Question

In Exercises, find \(d y / d x\) $$ x y=4 $$

Short answer

The derivative \(dy / dx\) of the equation \(xy = 4\) is \(-y / x\).

Step-by-step solution

Identify the variables in the equation

In our case, we have two variables which are x and y. The given equation is \(xy = 4\).

Differentiate both sides of the equation

Applying the product rule, the derivative of \(x\) with respect to \(x\) times \(y\) plus \(x\) times the derivative of \(y\) with respect to \(x\) equals the derivative of the constant \(4\) with respect to \(x\). This results in \(1 \cdot y + x \cdot dy/dx = 0\).

Solve for \(dy/dx\)

We isolate \(dy/dx\) to one side of the equation to find its value. Subtract \(1 \cdot y\) from both sides and then divide the whole equation by \(x\). We get \(dy/dx = -y / x\).

Key concepts

Product Rule

In differential calculus, the product rule is a fundamental technique used to find the derivative of products of two or more functions. It states that if you have a product of functions, let's say u(x) and v(x), the derivative of their product with respect to x is given by u'v + uv', where u' and v' represent the derivatives of u and v respectively.

For instance, if we have an equation such as xy = 4, and we wish to differentiate with respect to x, we can apply the product rule.
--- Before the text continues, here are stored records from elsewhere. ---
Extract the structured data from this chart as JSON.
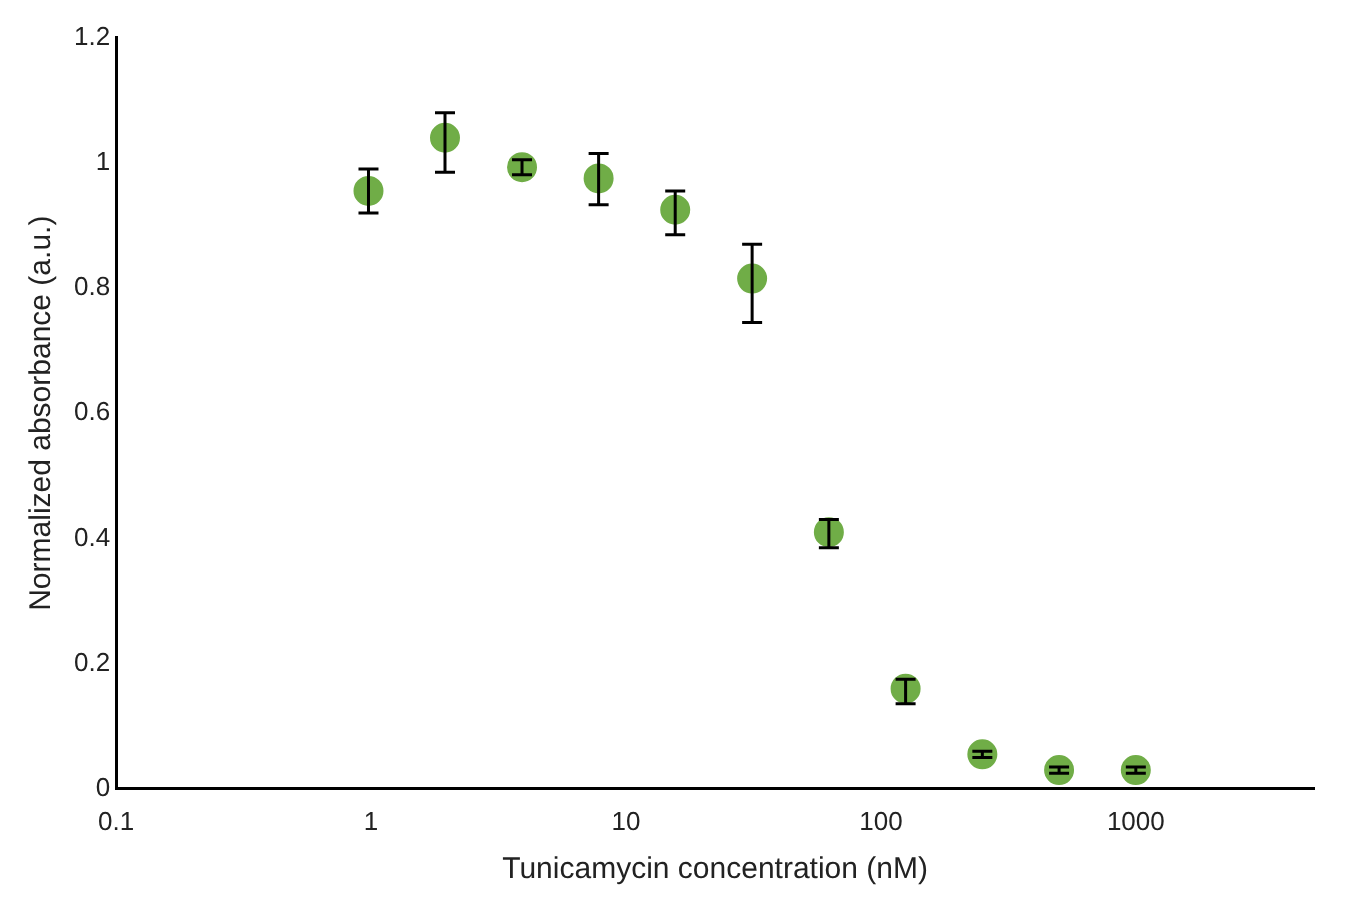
{
  "chart_data": {
    "type": "scatter",
    "xlabel": "Tunicamycin concentration (nM)",
    "ylabel": "Normalized absorbance (a.u.)",
    "x": [
      0.977,
      1.95,
      3.91,
      7.81,
      15.6,
      31.25,
      62.5,
      125,
      250,
      500,
      1000
    ],
    "series": [
      {
        "color": "#70ad47",
        "values": [
          0.955,
          1.04,
          0.993,
          0.975,
          0.925,
          0.815,
          0.41,
          0.16,
          0.055,
          0.03,
          0.03
        ],
        "errors": [
          [
            0.92,
            0.99
          ],
          [
            0.985,
            1.08
          ],
          [
            0.981,
            1.005
          ],
          [
            0.933,
            1.015
          ],
          [
            0.885,
            0.955
          ],
          [
            0.745,
            0.87
          ],
          [
            0.385,
            0.43
          ],
          [
            0.136,
            0.175
          ],
          0.005,
          0.005,
          0.005
        ]
      }
    ],
    "log": "x",
    "xlim": [
      0.1,
      5000
    ],
    "xticks": [
      0.1,
      1,
      10,
      100,
      1000
    ],
    "ylim": [
      0,
      1.2
    ],
    "yticks": [
      0,
      0.2,
      0.4,
      0.6,
      0.8,
      1,
      1.2
    ],
    "grid": false,
    "legend": false,
    "marker": "circle"
  }
}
Label x as our first function (which we'll call u) and y as the second function (which we'll call v). Derivatives of u and v are 1 and dy/dx respectively (since y is implicitly a function of x). Using the product rule formula, we find that the derivative of xy with respect to x is 1 * y + x * (dy/dx).

Understanding and correctly applying the product rule is essential when dealing with products of variable terms where each is a function of the differential variable.

Differential Calculus

Differential calculus is a branch of mathematics that studies the rates at which quantities change. This field is fundamentally concerned with the concept of a derivative, which provides an exact mathematical way to analyze and calculate this rate of change.

In practical terms, when we face a function f(x), the derivative of this function, denoted as f'(x) or df/dx, tells us how f(x) changes as x varies. Taking our example of xy = 4, this equation can represent a curve where every point on the curve satisfies the equation. By using differential calculus, specifically implicit differentiation in this case, we can understand how y changes in response to changes in x without the need to solve for y explicitly. This is particularly useful for complex equations or when y cannot be easily expressed as a function of x.

Derivative of Constants

In calculus, constants play a special role in differentiation. A constant is a term that does not depend on the variable of differentiation. As such, the derivative of a constant with respect to any variable is zero. This concept is essential to understand and apply when performing differentiation in various contexts.

Referring to our equation xy = 4, the number 4 on the right-hand side of the equation is a constant. When differentiating any constant like this with respect to x, the result is 0. This is why in the solution provided for the example, when we implicitly differentiate both sides of the equation with respect to x, the right-hand side becomes 0 after differentiation. This principle greatly simplifies many differentiation processes, as it allows us to dismiss any constant terms and focus on the differentiation of variable-dependent terms.